Anonymisation is hard to achieve when there are correlation attacks; and when in amongst millions of items of data someone having access to four random pieces of information can deanonymise over 90% of those records (Singer 2015).

To illustrate the dangers that come with open data: The New York City Taxi and Limousine Commission released a dataset containing the details about every taxi ride (yellow cabs) in New York in 2013, including the pickup and drop off times, locations, fare and tip amounts, as well as anonymized (hashed) versions of the taxi’s license and medallion numbers.  From this (Tockar 2014)  was able to identify the home addresses of frequent visitors to a strip club in the city.

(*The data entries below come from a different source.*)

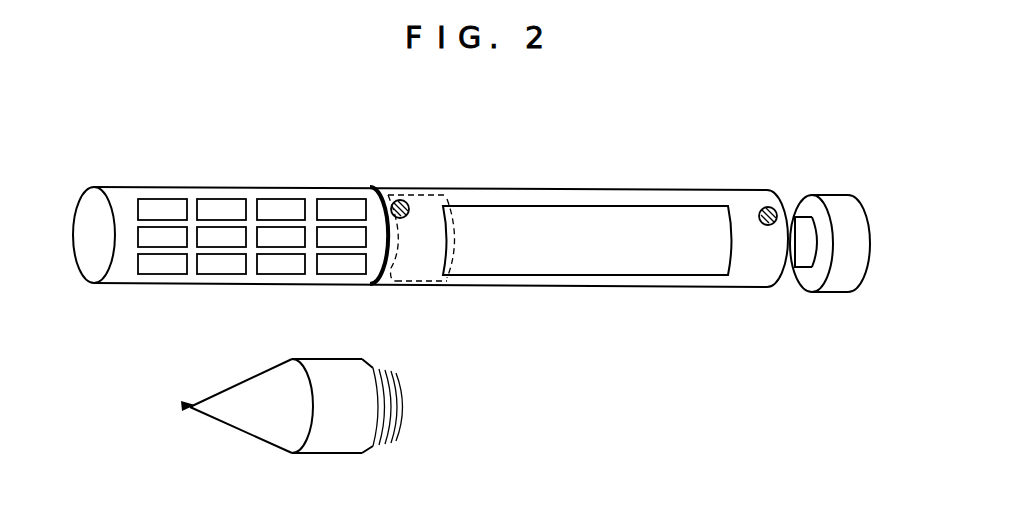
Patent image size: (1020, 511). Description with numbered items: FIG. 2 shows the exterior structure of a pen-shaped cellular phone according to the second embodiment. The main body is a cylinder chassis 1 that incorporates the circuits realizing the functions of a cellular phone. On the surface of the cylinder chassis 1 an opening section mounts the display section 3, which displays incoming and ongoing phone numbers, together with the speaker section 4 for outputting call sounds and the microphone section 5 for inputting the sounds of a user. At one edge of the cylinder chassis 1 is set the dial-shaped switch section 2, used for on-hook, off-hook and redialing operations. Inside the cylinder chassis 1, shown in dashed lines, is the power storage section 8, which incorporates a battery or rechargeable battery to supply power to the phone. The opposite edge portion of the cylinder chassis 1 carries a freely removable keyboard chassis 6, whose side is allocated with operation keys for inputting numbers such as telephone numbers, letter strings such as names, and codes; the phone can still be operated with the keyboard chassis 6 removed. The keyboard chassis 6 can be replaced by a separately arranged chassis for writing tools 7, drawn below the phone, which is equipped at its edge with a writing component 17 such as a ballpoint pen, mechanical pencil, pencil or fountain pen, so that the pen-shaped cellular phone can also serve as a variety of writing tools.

The cylinder chassis 1 is at (597, 304).
The dial-shaped switch section 2 is at (825, 196).
The display section 3 is at (563, 224).
The speaker section 4 is at (770, 206).
The microphone section 5 is at (398, 199).
The keyboard chassis 6 is at (250, 188).
The chassis for writing tools 7 is at (330, 359).
The power storage section 8 is at (420, 264).
The writing component 17 is at (189, 409).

Perfect anonymisation is a myth. There is a tension between the level of usefulness of the data and the risk of privacy being compromised: the less granular the data the less interesting and useful it is for businesses, for policymakers, for researchers and for the public. The problem is that the more granular and detailed the information is, the greater the risk that personally identifiable and potentially highly sensitive information can be revealed.

Risks include:

–          Re-identification

–          False re-identification (When data is partially anonymous, individuals are at risk of having sensitive facts incorrectly connected to them through flawed re-identification techniques.)

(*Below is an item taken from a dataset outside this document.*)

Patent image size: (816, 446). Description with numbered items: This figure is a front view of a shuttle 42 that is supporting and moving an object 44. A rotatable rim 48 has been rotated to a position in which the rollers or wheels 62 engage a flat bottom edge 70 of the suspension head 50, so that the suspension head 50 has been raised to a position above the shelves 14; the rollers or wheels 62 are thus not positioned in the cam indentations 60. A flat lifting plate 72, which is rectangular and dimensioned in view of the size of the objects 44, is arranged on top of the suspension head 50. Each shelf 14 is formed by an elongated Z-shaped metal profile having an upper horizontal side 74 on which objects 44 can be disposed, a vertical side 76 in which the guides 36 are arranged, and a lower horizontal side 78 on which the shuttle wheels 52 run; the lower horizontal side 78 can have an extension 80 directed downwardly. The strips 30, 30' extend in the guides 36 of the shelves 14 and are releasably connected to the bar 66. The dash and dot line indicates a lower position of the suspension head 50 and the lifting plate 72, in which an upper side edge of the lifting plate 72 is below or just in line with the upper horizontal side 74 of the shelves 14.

–          Jigsaw identification (The ability to identify someone by using two or more different pieces of information from two or more sources-especially when the person’s identity is meant to be secret for legal reasons)

–          The “mosaic effect”/Mosaic theory

There are various risk mitigation techniques that researchers can use, for example to remove low numbers, aggregate data sets.

It isn’t simply a question of whether the information that is made available contains anything that could in and of itself identify a particular individual, because data protection legislation requires that you also take into account whether that information could potentially be combined with something else which together identifies the person. Article 4 (Definitions) of the GDPR 2016/679 says that ”‘personal data’  means any  information relating to  an  identified or  identifiable  natural person (‘data  subject’);  an identifiable natural person is  one  who  can  be  identified,  directly or  indirectly,  in  particular by  reference to  an identifier such as a name, an identification number, location data, an online identifier or  to one or  more factors specific to the physical, physiological, genetic, mental, economic, cultural or social identity of that natural person”

SINGER, N., 2015. With a few bits of data researchers identify “anonymous” people. New York Times, (January 29),.

TOCKAR, A., 2014. Riding with the stars: Passenger privacy in the nyc taxicab dataset. Neustar Research, September, 15.